Compiler optimized for distributed applications?

kevinthenerd · Apr 3, 2006

Are there compilers out there that will intelligently optimize code for multiple processors? You might say that code HAS to be written for multiple processors, but a lot of code isn't that could be.

Consider a simple little app like this, written in crappy pseudocode. I put line numbers so you can see the steps involved.

1. Initialize a variable "a"
2. Initialize a variable "b"
3. Initialize a variable "c"
4. Initialize a variable "d"
5. Store 10 into a
6. Store 15 into b
7. Store 20 into c
8. Store 25 into d
9. Add a and b and store it to C
10. Multiply D with C and store it to A

Now, what if a compiler optimized this code for multiple processors? You see, the problem with multithreading is dependency on previous operations. What if a code skimmed through and realized that, for example, variable A wasn't being used in lines 2,3, 4, 6, 7, or 8? An optimized code for two processors could look something like this:

1. Initialze "a" and "b"
2. Initialize "c" and "d"
3. Store 10 into "a" and 15 into "b"
4. Add "a" and "b" and store it into "c"
5. Multiply "d" with "c" and store it into "a"

The whole idea is based on data dependency on previous and future operations.

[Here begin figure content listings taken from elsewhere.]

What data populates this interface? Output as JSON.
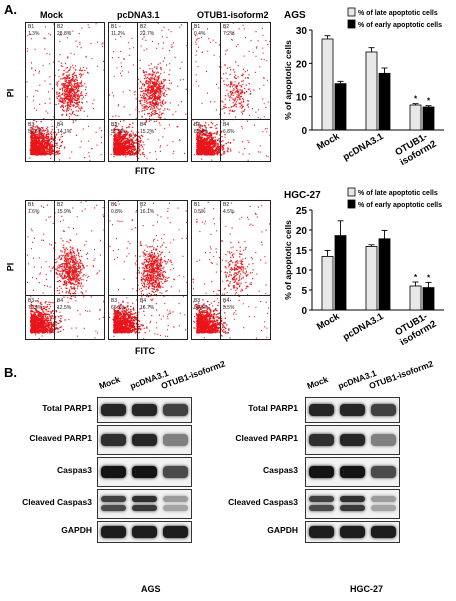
{
  "panel_a": {
    "letter": "A.",
    "flow_column_labels": [
      "Mock",
      "pcDNA3.1",
      "OTUB1-isoform2"
    ],
    "y_axis_label": "PI",
    "x_axis_label": "FITC",
    "ags_flow": [
      {
        "b1": "B1",
        "b1_val": "1.3%",
        "b2": "B2",
        "b2_val": "28.8%",
        "b3": "B3",
        "b3_val": "50.6%",
        "b4": "B4",
        "b4_val": "14.1%"
      },
      {
        "b1": "B1",
        "b1_val": "11.2%",
        "b2": "B2",
        "b2_val": "22.7%",
        "b3": "B3",
        "b3_val": "52.0%",
        "b4": "B4",
        "b4_val": "15.2%"
      },
      {
        "b1": "B1",
        "b1_val": "0.4%",
        "b2": "B2",
        "b2_val": "7.2%",
        "b3": "B3",
        "b3_val": "85.4%",
        "b4": "B4",
        "b4_val": "6.8%"
      }
    ],
    "hgc_flow": [
      {
        "b1": "B1",
        "b1_val": "1.6%",
        "b2": "B2",
        "b2_val": "15.9%",
        "b3": "B3",
        "b3_val": "70.3%",
        "b4": "B4",
        "b4_val": "12.5%"
      },
      {
        "b1": "B1",
        "b1_val": "0.8%",
        "b2": "B2",
        "b2_val": "16.1%",
        "b3": "B3",
        "b3_val": "66.2%",
        "b4": "B4",
        "b4_val": "16.7%"
      },
      {
        "b1": "B1",
        "b1_val": "0.5%",
        "b2": "B2",
        "b2_val": "4.5%",
        "b3": "B3",
        "b3_val": "89.6%",
        "b4": "B4",
        "b4_val": "5.5%"
      }
    ]
  },
  "chart_data": [
    {
      "type": "bar",
      "title": "AGS",
      "ylabel": "% of apoptotic cells",
      "ylim": [
        0,
        30
      ],
      "yticks": [
        0,
        10,
        20,
        30
      ],
      "categories": [
        "Mock",
        "pcDNA3.1",
        "OTUB1-isoform2"
      ],
      "series": [
        {
          "name": "% of late apoptotic cells",
          "color": "#e8e8e8",
          "values": [
            27.3,
            23.4,
            7.5
          ],
          "errors": [
            1.0,
            1.3,
            0.4
          ]
        },
        {
          "name": "% of early apoptotic cells",
          "color": "#000000",
          "values": [
            13.9,
            17.0,
            6.9
          ],
          "errors": [
            0.7,
            1.6,
            0.4
          ]
        }
      ],
      "annotations": [
        "*",
        "*"
      ],
      "legend": "top-right"
    },
    {
      "type": "bar",
      "title": "HGC-27",
      "ylabel": "% of apoptotic cells",
      "ylim": [
        0,
        25
      ],
      "yticks": [
        0,
        5,
        10,
        15,
        20,
        25
      ],
      "categories": [
        "Mock",
        "pcDNA3.1",
        "OTUB1-isoform2"
      ],
      "series": [
        {
          "name": "% of late apoptotic cells",
          "color": "#e8e8e8",
          "values": [
            13.4,
            15.9,
            6.0
          ],
          "errors": [
            1.5,
            0.4,
            1.0
          ]
        },
        {
          "name": "% of early apoptotic cells",
          "color": "#000000",
          "values": [
            18.6,
            17.8,
            5.6
          ],
          "errors": [
            3.7,
            2.1,
            1.3
          ]
        }
      ],
      "annotations": [
        "*",
        "*"
      ],
      "legend": "top-right",
      "order": [
        "early",
        "late"
      ]
    }
  ],
  "panel_b": {
    "letter": "B.",
    "lanes": [
      "Mock",
      "pcDNA3.1",
      "OTUB1-isoform2"
    ],
    "rows": [
      "Total PARP1",
      "Cleaved PARP1",
      "Caspas3",
      "Cleaved Caspas3",
      "GAPDH"
    ],
    "left_cell_line": "AGS",
    "right_cell_line": "HGC-27"
  }
}
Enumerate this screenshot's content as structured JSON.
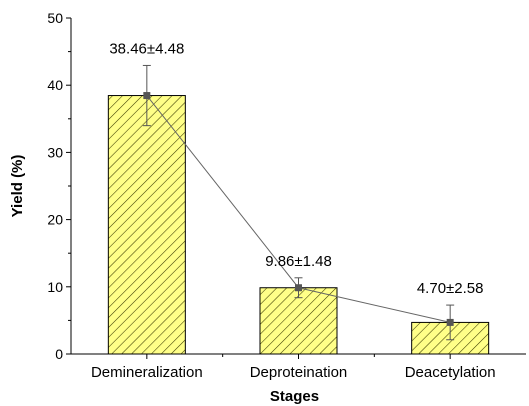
{
  "chart_data": {
    "type": "bar",
    "title": "",
    "xlabel": "Stages",
    "ylabel": "Yield (%)",
    "ylim": [
      0,
      50
    ],
    "yticks": [
      0,
      10,
      20,
      30,
      40,
      50
    ],
    "grid": false,
    "legend": "none",
    "categories": [
      "Demineralization",
      "Deproteination",
      "Deacetylation"
    ],
    "values": [
      38.46,
      9.86,
      4.7
    ],
    "errors": [
      4.48,
      1.48,
      2.58
    ],
    "data_labels": [
      "38.46±4.48",
      "9.86±1.48",
      "4.70±2.58"
    ],
    "overlay_line": true,
    "colors": {
      "bar_fill": "#ffff88",
      "bar_hatch": "#3a3a00",
      "line": "#666666",
      "marker": "#555555",
      "error_bar": "#555555",
      "axis": "#000000"
    }
  }
}
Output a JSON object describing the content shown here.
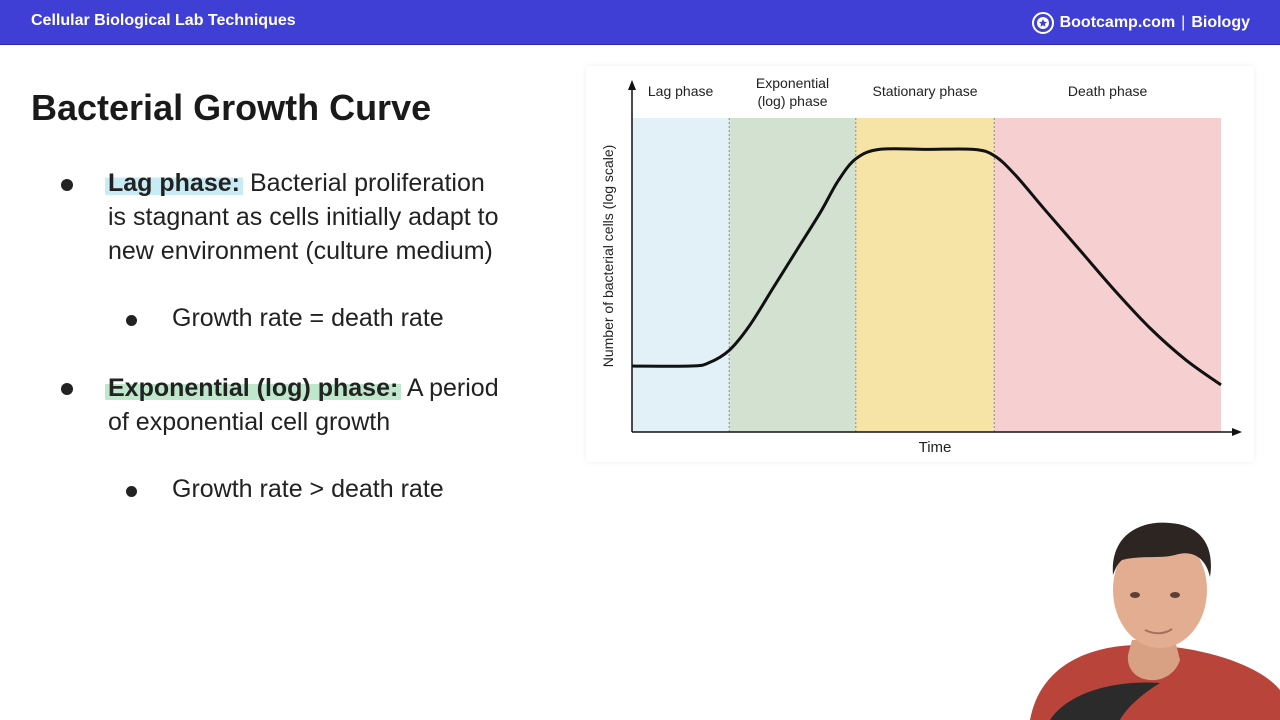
{
  "header": {
    "course_title": "Cellular Biological Lab Techniques",
    "brand_name": "Bootcamp.com",
    "brand_separator": "|",
    "brand_subject": "Biology",
    "bar_color": "#3f3fd6"
  },
  "slide": {
    "title": "Bacterial Growth Curve",
    "bullets": [
      {
        "term": "Lag phase:",
        "line1_rest": "Bacterial proliferation",
        "line2": "is stagnant as cells initially adapt to",
        "line3": "new environment (culture medium)",
        "highlight_color": "#c9ecf4",
        "sub": "Growth rate = death rate"
      },
      {
        "term": "Exponential (log) phase:",
        "line1_rest": "A period",
        "line2": "of exponential cell growth",
        "highlight_color": "#bfe7cc",
        "sub": "Growth rate > death rate"
      }
    ]
  },
  "chart_data": {
    "type": "line",
    "phases": [
      {
        "name": "Lag phase",
        "color": "#e2f0f7"
      },
      {
        "name": "Exponential (log) phase",
        "name_line1": "Exponential",
        "name_line2": "(log) phase",
        "color": "#d3e1d1"
      },
      {
        "name": "Stationary phase",
        "color": "#f6e4a6"
      },
      {
        "name": "Death phase",
        "color": "#f6d0d0"
      }
    ],
    "xlabel": "Time",
    "ylabel": "Number of bacterial cells (log scale)",
    "x_range": [
      0,
      100
    ],
    "y_range": [
      0,
      100
    ],
    "phase_bounds": [
      0,
      16.5,
      38,
      61.5,
      100
    ],
    "curve": [
      [
        0,
        21
      ],
      [
        10,
        21
      ],
      [
        13,
        22
      ],
      [
        16.5,
        26
      ],
      [
        20,
        34
      ],
      [
        24,
        46
      ],
      [
        28,
        58
      ],
      [
        32,
        70
      ],
      [
        35,
        80
      ],
      [
        38,
        87
      ],
      [
        42,
        90
      ],
      [
        50,
        90
      ],
      [
        58,
        90
      ],
      [
        61.5,
        88
      ],
      [
        65,
        82
      ],
      [
        70,
        71
      ],
      [
        76,
        58
      ],
      [
        82,
        45
      ],
      [
        88,
        33
      ],
      [
        94,
        23
      ],
      [
        100,
        15
      ]
    ],
    "grid": false
  },
  "presenter": {
    "description_icon": "presenter-video-icon"
  }
}
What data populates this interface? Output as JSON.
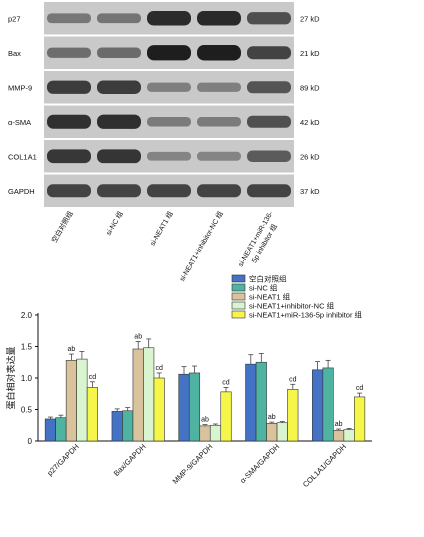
{
  "western_blot": {
    "rows": [
      {
        "protein": "p27",
        "size": "27 kD"
      },
      {
        "protein": "Bax",
        "size": "21 kD"
      },
      {
        "protein": "MMP-9",
        "size": "89 kD"
      },
      {
        "protein": "α-SMA",
        "size": "42 kD"
      },
      {
        "protein": "COL1A1",
        "size": "26 kD"
      },
      {
        "protein": "GAPDH",
        "size": "37 kD"
      }
    ],
    "lanes": [
      "空白对照组",
      "si-NC 组",
      "si-NEAT1 组",
      "si-NEAT1+inhibitor-NC 组",
      "si-NEAT1+miR-136-5p inhibitor 组"
    ],
    "lane_label_lines": [
      [
        "空白对照组"
      ],
      [
        "si-NC 组"
      ],
      [
        "si-NEAT1 组"
      ],
      [
        "si-NEAT1+inhibitor-NC 组"
      ],
      [
        "si-NEAT1+miR-136-",
        "5p inhibitor 组"
      ]
    ],
    "band_intensity": [
      [
        0.35,
        0.37,
        1.28,
        1.3,
        0.85
      ],
      [
        0.47,
        0.48,
        1.46,
        1.48,
        1.0
      ],
      [
        1.06,
        1.08,
        0.24,
        0.25,
        0.78
      ],
      [
        1.22,
        1.25,
        0.28,
        0.29,
        0.82
      ],
      [
        1.13,
        1.16,
        0.17,
        0.18,
        0.7
      ],
      [
        1.0,
        1.0,
        1.0,
        1.0,
        1.0
      ]
    ]
  },
  "chart_data": {
    "type": "bar",
    "ylabel": "蛋白相对表达量",
    "ylim": [
      0,
      2.0
    ],
    "yticks": [
      "0",
      "0.5",
      "1.0",
      "1.5",
      "2.0"
    ],
    "categories": [
      "p27/GAPDH",
      "Bax/GAPDH",
      "MMP-9/GAPDH",
      "α-SMA/GAPDH",
      "COL1A1/GAPDH"
    ],
    "legend_position": "top-right",
    "series": [
      {
        "name": "空白对照组",
        "color": "#4472c4",
        "values": [
          0.35,
          0.47,
          1.06,
          1.22,
          1.13
        ],
        "errors": [
          0.03,
          0.04,
          0.12,
          0.15,
          0.13
        ],
        "annotations": [
          "",
          "",
          "",
          "",
          ""
        ]
      },
      {
        "name": "si-NC 组",
        "color": "#4fb3a2",
        "values": [
          0.37,
          0.48,
          1.08,
          1.25,
          1.16
        ],
        "errors": [
          0.04,
          0.05,
          0.11,
          0.14,
          0.12
        ],
        "annotations": [
          "",
          "",
          "",
          "",
          ""
        ]
      },
      {
        "name": "si-NEAT1 组",
        "color": "#d8c39c",
        "values": [
          1.28,
          1.46,
          0.24,
          0.28,
          0.17
        ],
        "errors": [
          0.1,
          0.12,
          0.02,
          0.02,
          0.02
        ],
        "annotations": [
          "ab",
          "ab",
          "ab",
          "ab",
          "ab"
        ]
      },
      {
        "name": "si-NEAT1+inhibitor-NC 组",
        "color": "#d9f5cf",
        "values": [
          1.3,
          1.48,
          0.25,
          0.29,
          0.18
        ],
        "errors": [
          0.12,
          0.14,
          0.02,
          0.02,
          0.02
        ],
        "annotations": [
          "",
          "",
          "",
          "",
          ""
        ]
      },
      {
        "name": "si-NEAT1+miR-136-5p inhibitor 组",
        "color": "#f5f54a",
        "values": [
          0.85,
          1.0,
          0.78,
          0.82,
          0.7
        ],
        "errors": [
          0.09,
          0.08,
          0.07,
          0.08,
          0.06
        ],
        "annotations": [
          "cd",
          "cd",
          "cd",
          "cd",
          "cd"
        ]
      }
    ]
  }
}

Let's take a more extreme example:

1. Initialize "a"
2. Initialize "b"
3. Initialize "c"
4. Initialize "d"
5. Initialize "e"
6. Initialize "f"
7. Initialize "g"
8. Initialize "h"
9. Store 1.414 into "a"
10. Store 1.732 into "b"
11. Store 2.236 into "c"
12. Store 2.646 into "d"
13. Store 3.317 into "e"
14. Store 3.606 into "f"
15. Store 4.123 into "g"
16. Store 4.359 into "h"
17. Add "e" and "f" and store it to "g"
18. Add "a" and "b" and store it to "c"
19. Multiply "d" and "c" and store it to "a"
20. Multiply "h" and "g" and store it to "e"

This can be rewritten for two threads:

1. Initialize "a" ; Initialize "b"
2. Initialize "c" ; Initialize "d"
3. Initialize "e" ; Initialize "f"
4. Initialize "g" ; Initialize "h"
5. Store 1.414 into "a" ; Store 1.732 into "b"
6. Store 2.236 into "c" ; Store 2.646 into "d"
7. Store 3.317 into "e" ; Store 3.606 into "f"
8. Store 4.123 into "g" ; Store 4.359 into "h"
9. Add "e" and "f" and store it to "g" ; Add "a" and "b" and store it to "c"
10. Multiply "d" and "c" and store it to "a" ; Multiply "h" and "g" and store it to "e"

What do you think?

EagleKeeper · Apr 3, 2006

One would have to develop a smart compiler.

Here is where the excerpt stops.